Il 4 settembre in Olanda sulla piattaforma in streaming Videoland è uscita la serie tv drammatica “Basta”, per celebrare la vita straordinaria dell’ex calciatore Marco van Basten, e il ruolo dell’allenatore del Milan Arrigo Sacchi è impersonato dall’attore ravennate Cristiano Caldironi.
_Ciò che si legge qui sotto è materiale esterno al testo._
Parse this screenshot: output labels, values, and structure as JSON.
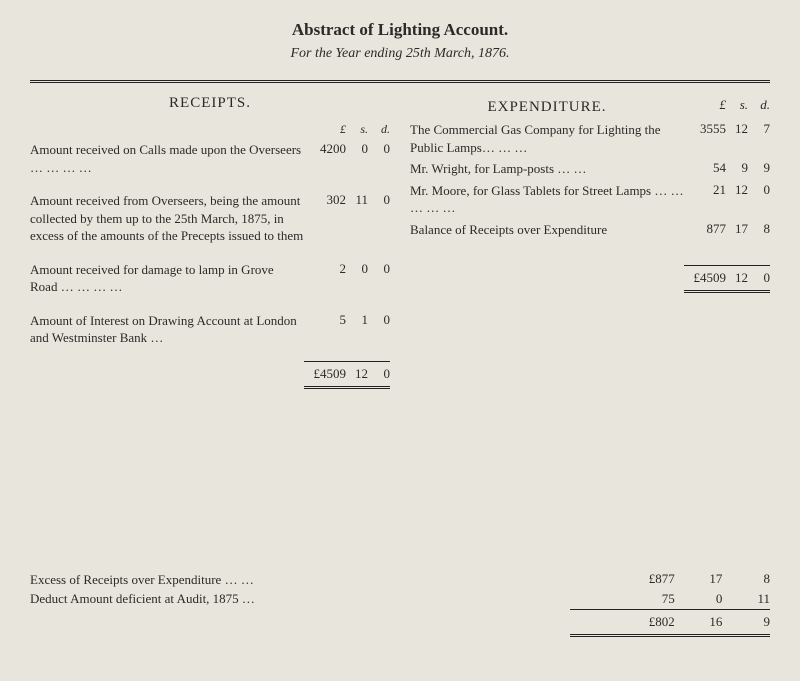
{
  "title_part1": "Abstract of ",
  "title_part2": "Lighting Account.",
  "subtitle_prefix": "For the Year ending ",
  "subtitle_date": "25th March, 1876.",
  "receipts": {
    "heading": "RECEIPTS.",
    "money_head": {
      "pounds": "£",
      "shil": "s.",
      "pence": "d."
    },
    "rows": [
      {
        "desc": "Amount received on Calls made upon the Overseers   …   …   …   …",
        "pounds": "4200",
        "shil": "0",
        "pence": "0"
      },
      {
        "desc": "Amount received from Overseers, being the amount collected by them up to the 25th March, 1875, in excess of the amounts of the Precepts issued to them",
        "pounds": "302",
        "shil": "11",
        "pence": "0"
      },
      {
        "desc": "Amount received for damage to lamp in Grove Road   …   …   …   …",
        "pounds": "2",
        "shil": "0",
        "pence": "0"
      },
      {
        "desc": "Amount of Interest on Drawing Account at London and Westminster Bank   …",
        "pounds": "5",
        "shil": "1",
        "pence": "0"
      }
    ],
    "total": {
      "pounds": "£4509",
      "shil": "12",
      "pence": "0"
    }
  },
  "expenditure": {
    "heading": "EXPENDITURE.",
    "money_head": {
      "pounds": "£",
      "shil": "s.",
      "pence": "d."
    },
    "rows": [
      {
        "desc": "The Commercial Gas Company for Lighting the Public Lamps…   …   …",
        "pounds": "3555",
        "shil": "12",
        "pence": "7"
      },
      {
        "desc": "Mr. Wright, for Lamp-posts   …   …",
        "pounds": "54",
        "shil": "9",
        "pence": "9"
      },
      {
        "desc": "Mr. Moore, for Glass Tablets for Street Lamps …   …   …   …   …",
        "pounds": "21",
        "shil": "12",
        "pence": "0"
      },
      {
        "desc": "Balance of Receipts over Expenditure",
        "pounds": "877",
        "shil": "17",
        "pence": "8"
      }
    ],
    "total": {
      "pounds": "£4509",
      "shil": "12",
      "pence": "0"
    }
  },
  "footer": {
    "line1_label": "Excess of Receipts over Expenditure …    …",
    "line2_label": "Deduct Amount deficient at Audit, 1875    …",
    "line1": {
      "pounds": "£877",
      "shil": "17",
      "pence": "8"
    },
    "line2": {
      "pounds": "75",
      "shil": "0",
      "pence": "11"
    },
    "total": {
      "pounds": "£802",
      "shil": "16",
      "pence": "9"
    }
  }
}
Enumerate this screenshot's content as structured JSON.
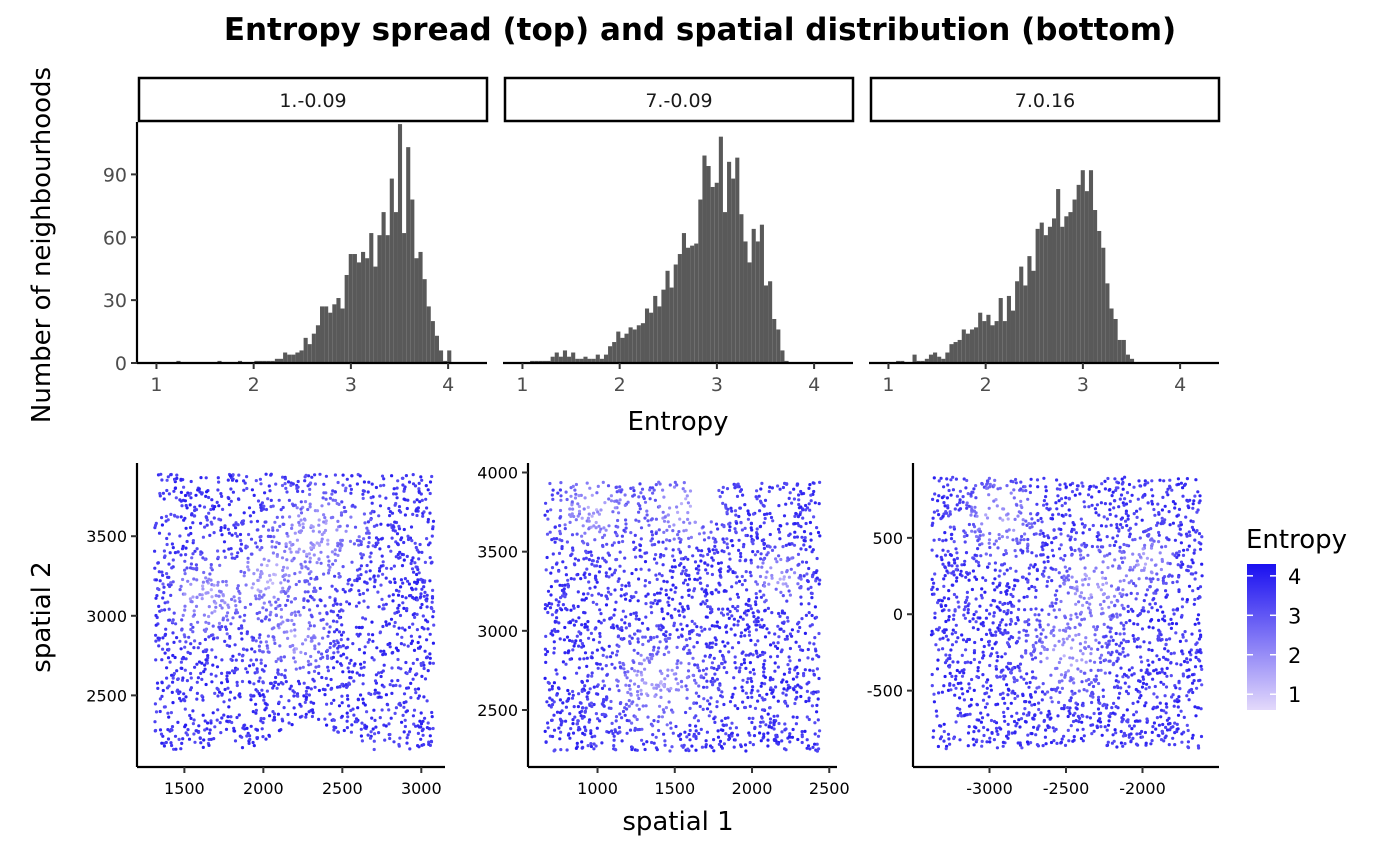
{
  "title": "Entropy spread (top) and spatial distribution (bottom)",
  "colors": {
    "bar": "#595959",
    "low": "#e3d9fb",
    "high": "#1a10f0",
    "axis": "#000000"
  },
  "chart_data": [
    {
      "type": "bar",
      "facets": [
        "1.-0.09",
        "7.-0.09",
        "7.0.16"
      ],
      "xlabel": "Entropy",
      "ylabel": "Number of neighbourhoods",
      "xlim": [
        0.8,
        4.4
      ],
      "ylim": [
        0,
        115
      ],
      "x_ticks": [
        1,
        2,
        3,
        4
      ],
      "y_ticks": [
        0,
        30,
        60,
        90
      ],
      "bin_start": 0.91,
      "bin_width": 0.0422,
      "series": [
        {
          "facet": "1.-0.09",
          "values": [
            0,
            0,
            0,
            0,
            0,
            0,
            0,
            1,
            0,
            0,
            0,
            0,
            0,
            0,
            0,
            0,
            0,
            1,
            0,
            0,
            0,
            0,
            1,
            0,
            0,
            0,
            1,
            1,
            1,
            1,
            1,
            2,
            2,
            5,
            4,
            4,
            5,
            6,
            12,
            9,
            14,
            18,
            27,
            27,
            24,
            28,
            31,
            26,
            42,
            52,
            52,
            48,
            53,
            50,
            62,
            46,
            61,
            72,
            61,
            88,
            72,
            114,
            62,
            103,
            78,
            50,
            53,
            40,
            27,
            20,
            13,
            6,
            1,
            6
          ]
        },
        {
          "facet": "7.-0.09",
          "values": [
            0,
            0,
            0,
            0,
            1,
            1,
            1,
            1,
            1,
            3,
            5,
            3,
            6,
            3,
            5,
            2,
            2,
            3,
            2,
            2,
            4,
            2,
            4,
            8,
            10,
            15,
            12,
            14,
            17,
            16,
            18,
            19,
            26,
            24,
            32,
            27,
            35,
            44,
            36,
            47,
            52,
            62,
            55,
            56,
            57,
            78,
            99,
            94,
            84,
            86,
            108,
            72,
            96,
            88,
            98,
            71,
            58,
            48,
            64,
            58,
            66,
            37,
            39,
            21,
            16,
            6,
            1
          ]
        },
        {
          "facet": "7.0.16",
          "values": [
            0,
            0,
            0,
            0,
            1,
            1,
            0,
            0,
            4,
            1,
            1,
            2,
            4,
            5,
            3,
            2,
            5,
            9,
            10,
            11,
            16,
            14,
            16,
            17,
            24,
            20,
            23,
            18,
            20,
            31,
            20,
            32,
            25,
            39,
            46,
            37,
            51,
            44,
            64,
            67,
            61,
            65,
            69,
            83,
            65,
            70,
            72,
            78,
            85,
            92,
            82,
            92,
            73,
            63,
            55,
            38,
            26,
            21,
            11,
            11,
            4,
            2
          ]
        }
      ]
    },
    {
      "type": "scatter",
      "facets": [
        "1.-0.09",
        "7.-0.09",
        "7.0.16"
      ],
      "xlabel": "spatial 1",
      "ylabel": "spatial 2",
      "color_by": "Entropy",
      "color_range": [
        0.6,
        4.3
      ],
      "panels": [
        {
          "xlim": [
            1200,
            3150
          ],
          "ylim": [
            2050,
            3960
          ],
          "x_ticks": [
            1500,
            2000,
            2500,
            3000
          ],
          "y_ticks": [
            2500,
            3000,
            3500
          ],
          "x_range": [
            1310,
            3080
          ],
          "y_range": [
            2160,
            3890
          ],
          "n": 2100,
          "seed": 11
        },
        {
          "xlim": [
            550,
            2550
          ],
          "ylim": [
            2140,
            4060
          ],
          "x_ticks": [
            1000,
            1500,
            2000,
            2500
          ],
          "y_ticks": [
            2500,
            3000,
            3500,
            4000
          ],
          "x_range": [
            660,
            2440
          ],
          "y_range": [
            2240,
            3940
          ],
          "n": 2100,
          "seed": 23
        },
        {
          "xlim": [
            -3500,
            -1500
          ],
          "ylim": [
            -1000,
            990
          ],
          "x_ticks": [
            -3000,
            -2500,
            -2000
          ],
          "y_ticks": [
            -500,
            0,
            500
          ],
          "x_range": [
            -3380,
            -1610
          ],
          "y_range": [
            -880,
            900
          ],
          "n": 2100,
          "seed": 37
        }
      ]
    }
  ],
  "legend": {
    "title": "Entropy",
    "labels": [
      "4",
      "3",
      "2",
      "1"
    ],
    "values": [
      4,
      3,
      2,
      1
    ]
  }
}
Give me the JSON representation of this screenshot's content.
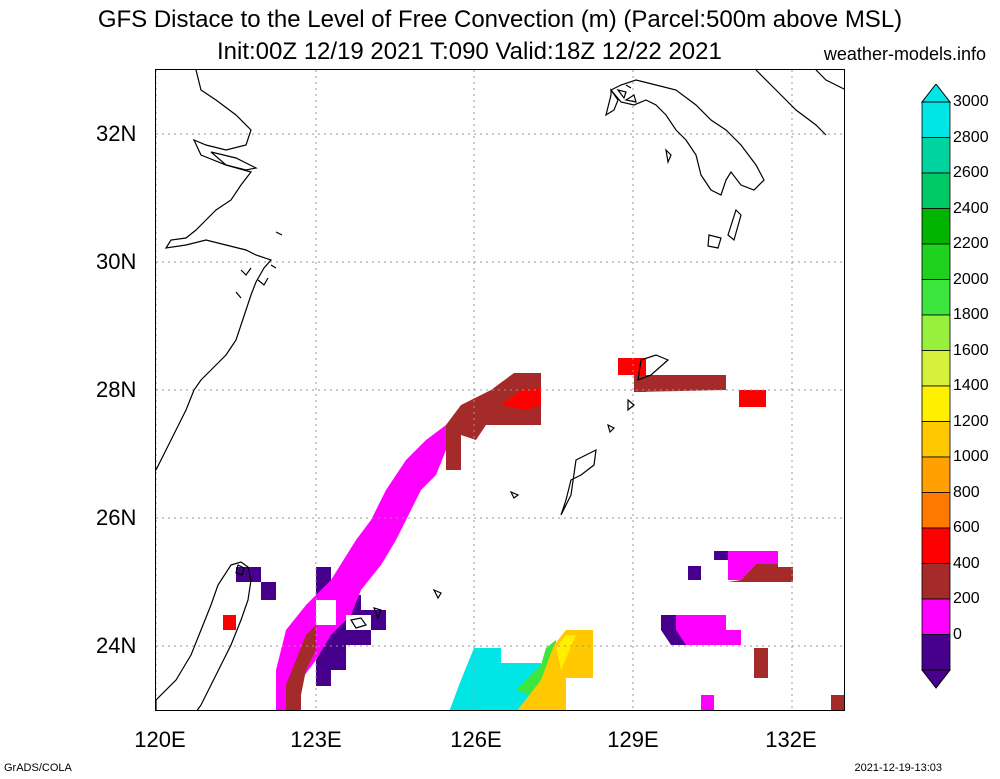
{
  "title_line1": "GFS Distace to the Level of Free Convection (m) (Parcel:500m above MSL)",
  "title_line2": "Init:00Z 12/19 2021 T:090 Valid:18Z 12/22 2021",
  "site": "weather-models.info",
  "lat_labels": [
    "32N",
    "30N",
    "28N",
    "26N",
    "24N"
  ],
  "lon_labels": [
    "120E",
    "123E",
    "126E",
    "129E",
    "132E"
  ],
  "colorbar": {
    "labels": [
      "3000",
      "2800",
      "2600",
      "2400",
      "2200",
      "2000",
      "1800",
      "1600",
      "1400",
      "1200",
      "1000",
      "800",
      "600",
      "400",
      "200",
      "0"
    ],
    "colors": [
      "#00e6e6",
      "#00d2a0",
      "#00c864",
      "#00b400",
      "#1ed21e",
      "#3ce63c",
      "#96f03c",
      "#d7f03c",
      "#fff000",
      "#ffc800",
      "#ffa000",
      "#ff7800",
      "#ff0000",
      "#a52a2a",
      "#ff00ff",
      "#46008c"
    ]
  },
  "footer_left": "GrADS/COLA",
  "footer_right": "2021-12-19-13:03"
}
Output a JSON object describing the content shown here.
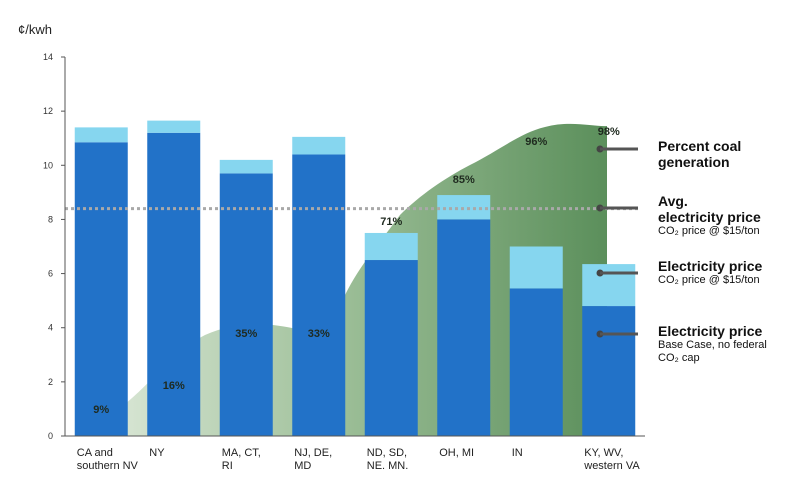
{
  "chart_data": {
    "type": "bar",
    "ylabel": "¢/kwh",
    "ylim": [
      0,
      14
    ],
    "yticks": [
      0,
      2,
      4,
      6,
      8,
      10,
      12,
      14
    ],
    "categories": [
      "CA and\nsouthern NV",
      "NY",
      "MA, CT,\nRI",
      "NJ, DE,\nMD",
      "ND, SD,\nNE. MN.",
      "OH, MI",
      "IN",
      "KY, WV,\nwestern VA"
    ],
    "series": [
      {
        "name": "Electricity price",
        "role": "base",
        "color": "#2272c8",
        "values": [
          10.85,
          11.2,
          9.7,
          10.4,
          6.5,
          8.0,
          5.45,
          4.8
        ]
      },
      {
        "name": "Electricity price",
        "role": "co2_increment",
        "color": "#86d6ef",
        "values": [
          0.55,
          0.45,
          0.5,
          0.65,
          1.0,
          0.9,
          1.55,
          1.55
        ]
      }
    ],
    "coal_share": {
      "color": "#5b8f5b",
      "labels": [
        "9%",
        "16%",
        "35%",
        "33%",
        "71%",
        "85%",
        "96%",
        "98%"
      ]
    },
    "avg_price": {
      "value": 8.4,
      "color": "#a9a9a9"
    },
    "legend": [
      {
        "title": "Percent coal\ngeneration",
        "sub": "",
        "swatch": "#4e8450"
      },
      {
        "title": "Avg.\nelectricity price",
        "sub": "CO₂ price @ $15/ton",
        "swatch": "#a9a9a9"
      },
      {
        "title": "Electricity price",
        "sub": "CO₂ price @ $15/ton",
        "swatch": "#86d6ef"
      },
      {
        "title": "Electricity price",
        "sub": "Base Case, no federal\nCO₂ cap",
        "swatch": "#2272c8"
      }
    ]
  }
}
«Il contatto è nato direttamente dalla produzione che, come di consueto, si è rivolta alla mia agente (ndr, Maria vittoria Grimaudo) – racconta Caldironi, che è anche docente e fondatore di Atc Accademia Teatro Cinema di Ravenna –. Al termine del casting sono stato scelto per interpretare l’allenatore Arrigo Sacchi di Fusignano. Entrare in una produzione internazionale di Hollands Licht e Warner Bros è stata una bellissima opportunità».
Sacchi allenò il Milano dal 1987 al 1991 e poi nella stagione 1996-97 (vinse uno Scudetto e due Coppe dei Campioni). «Interpretare Sacchi è stata una bella sfida – prosegue Caldironi –. Ho lavorato molto sulla sua gestualità, sul modo di parlare, sul ritmo e soprattutto su quella sua continua ricerca di portare i giocatori al massimo, sia fisicamente che psicologicamente. Ho studiato moltissimo materiale d’archivio e ho riguardato tutte le partite del Milan di quel periodo: prima guardandole come le avrei guardate io, da osservatore, e poi provando a guardarle attraverso i suoi occhi, mettendomi nei suoi panni, cercando di capire cosa volesse dai giocatori e quale fosse la sua visione del calcio».
L’attore ravennate ci tiene poi a ricordare: «Ho cercato sempre di avvicinarmi al personaggio con rispetto, evitando che diventasse un’imitazione o, peggio, una caricatura. Più che inseguire una somiglianza puramente esteriore, ho cercato qualcosa che potesse risuonare dall’interno: trovare il suo modo di stare nelle situazioni e, da lì, costruire il personaggio».
Oltre a Caldironi, che di recente è stato l’attore principale del film “Acqua alle corde” di Paolo Consorti e tra i protagonisti del film “Il canto di Alina”, vincitore del Premio Corso Salani alla trentaseiesima edizione del Trieste Film Festival e in uscita al cinema il prossimo 1 ottobre, nel cast figurano altri due italiani (Rosario Lisma nel ruolo di Silvio Berlusconi e Marco Bonini in quello di Fabio Capello).
La produzione internazionale firmata Hollands Licht/Warner Bros. ITVP Nederland, è ispirata alla biografia autorizzata “Basta” (2019) scritta da Edwin Schoon sulla vita del fuoriclasse olandese che ha legato gran parte della sua carriera al Milan all’epoca dell’acquisto del club da parte di Silvio Berlusconi e dei tanti titoli vinti sia a livello nazionale che internazionale. In particolare, nella serie tv viene raccontata la storia di Van Basten dal 1974 al 2011: dal debutto con l’Ajax guidato da Johan Cruijff, all’iconico gol al volo degli Europei del 1988, fino ai gloriosi e dolorosi anni al Milan.
Tra gli interpreti della serie tv in 7 puntate figurano Chris Peters che è Marco van Basten, Tibor Lukács nei panni di Johan Cruijff, Chantal Janzen come Danny Cruijff e Hans Kesting nel ruolo del padre, Joop van Basten. Il titolo “Basta”, gioca sul cognome e sul significato italiano del termine e dell’accezione ‘fragile’, chiaro riferimento allo stop della carriera dell’attaccante che a un certo punto ha interrotto anche la sua attività di allenatore. La serie non è una semplice biografia sportiva celebrativa, ma scava a fondo nella psicologia e nel lato umano del campione, mettendo in luce soprattutto il prezzo del successo: la pressione costante, il rapporto con un padre severo, un trauma infantile e il drammatico calvario fisico dovuto al cronico infortunio alla caviglia che lo costrinse a un precoce ritiro nel 1995.